Offering a trial use of a service is a standard way to build your customer base. AI can help identify characteristics of customers who convert and those that don't. From there, you can use that information to decide how to engage with likely converters and increase the rate of conversion — both really good outcomes.

Of course, you will need to monitor how well different engagement techniques are working , and for that you will want to start with some trials that enable you to compare conversion metrics.

The good news is this step is usually free and easy. Although not exactly a free lunch. Trials may be opt-in free trials or opt-out free trials. You can usually start an opt-in trial without a credit card, with the expectation that you'll provide billing information when you finish the trial and, if the vendor is lucky, sign-up for subscription. The opt-out option usually requires a credit card to start the trial. If your company uses both approaches, then be sure to track conversion rates for each.

Metric 2: Site Metrics and Conversion Rates

Site metrics and conversion rates provide insights into how many people are reaching your site and the percentage of those people who become paying customers. Not only can clustering help identify important segments — such as new site visitors that do not convert, they can identify the underlying commonalities among those that convert.

AI can also be used to analyze how customers use your service during the free trail period. This can help you identify patterns associated with free trial users who convert to paying customers. For example, you may find that free trial users who use a particular feature of your platform are six times more likely to convert. If that's the case, then you can focus your conversion strategies on exposing more free trial users to that feature, which seems to be a factor in the decision to convert.

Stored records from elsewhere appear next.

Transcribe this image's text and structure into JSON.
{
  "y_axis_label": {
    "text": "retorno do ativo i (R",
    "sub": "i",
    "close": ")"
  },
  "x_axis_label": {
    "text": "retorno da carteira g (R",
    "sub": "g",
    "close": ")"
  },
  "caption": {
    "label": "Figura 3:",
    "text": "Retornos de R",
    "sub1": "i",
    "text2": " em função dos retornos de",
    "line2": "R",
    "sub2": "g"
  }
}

Metric 3: Average Revenue per User

The average revenue per user is simply the amount of money a company can expect to generate from one customer. This is a useful measure for assessing the effectiveness of personalized recommendations.

A recommendation system that combines data from your product catalog with customer behavior data can help you identify products frequently bought together, as well as suggest higher-revenue products as substitutes for lower-revenue items already in the shopping cart. If cross- and up-selling recommendations are effective, you should see an increase in the average revenue per user.

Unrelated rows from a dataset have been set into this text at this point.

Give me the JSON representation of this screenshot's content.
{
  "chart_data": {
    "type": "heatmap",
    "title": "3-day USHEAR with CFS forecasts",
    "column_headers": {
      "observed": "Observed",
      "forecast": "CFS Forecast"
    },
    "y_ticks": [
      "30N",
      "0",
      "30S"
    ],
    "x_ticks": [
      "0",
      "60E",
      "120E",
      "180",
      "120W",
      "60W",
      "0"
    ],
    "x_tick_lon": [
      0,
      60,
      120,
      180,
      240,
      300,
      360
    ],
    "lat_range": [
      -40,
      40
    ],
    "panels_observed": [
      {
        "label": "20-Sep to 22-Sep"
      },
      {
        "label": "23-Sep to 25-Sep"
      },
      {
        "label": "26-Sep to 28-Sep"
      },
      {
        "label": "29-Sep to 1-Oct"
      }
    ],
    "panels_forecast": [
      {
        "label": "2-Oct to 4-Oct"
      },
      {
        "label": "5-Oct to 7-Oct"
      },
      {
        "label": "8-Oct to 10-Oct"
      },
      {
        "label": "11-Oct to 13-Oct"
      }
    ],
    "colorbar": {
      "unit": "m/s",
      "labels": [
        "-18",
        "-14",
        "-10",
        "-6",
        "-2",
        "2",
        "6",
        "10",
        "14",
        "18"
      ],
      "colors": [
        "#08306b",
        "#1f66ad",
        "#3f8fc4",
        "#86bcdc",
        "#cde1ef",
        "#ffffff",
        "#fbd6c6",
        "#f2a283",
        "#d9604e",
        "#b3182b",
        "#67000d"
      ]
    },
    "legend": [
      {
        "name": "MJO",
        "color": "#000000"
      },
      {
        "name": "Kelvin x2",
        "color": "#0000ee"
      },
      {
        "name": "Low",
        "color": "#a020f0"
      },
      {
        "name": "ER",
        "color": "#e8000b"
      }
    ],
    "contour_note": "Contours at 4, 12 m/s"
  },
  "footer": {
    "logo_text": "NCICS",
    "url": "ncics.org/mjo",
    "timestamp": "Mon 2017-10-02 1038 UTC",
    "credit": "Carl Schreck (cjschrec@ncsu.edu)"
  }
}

The formula for this metric is simply the total revenue of the company divided by the number of customers. When a company sells multiple products, such as different subscription levels, you may want to calculate average revenue per user for each product.

Metric 4: Monthly Recurring Revenue

The fourth key metric is monthly recurring revenue, which is the amount of money you can expect each month from customers. This is particularly important for subscription businesses since this measure ties closely to the bottom line. Successful subscription businesses will see this metric grow over time. If this metric starts to drop, however, that may be an indication of a fundamental problem.

Metrics Guide: How to Use AI

Your AI-driven metrics can paint a picture of how your business is doing. What's more AI-powered analytics can be applied to areas that need work. For example, if monthly recurring income is declining — and there is a corresponding drop in the average revenue per customer — then the business should focus on up-selling and cross-selling. A drop in monthly recurring revenue could be caused by customer churn. In that case, AI can be used to identify customers likely to churn by using classification models.

AI can help you understand outcomes and can help you to better target the right customers with additional contacts, offers, and coupons in order to increase your conversion rates. In the final analysis, the business insights you gain from using AI should translate into measurable results on your bottom line.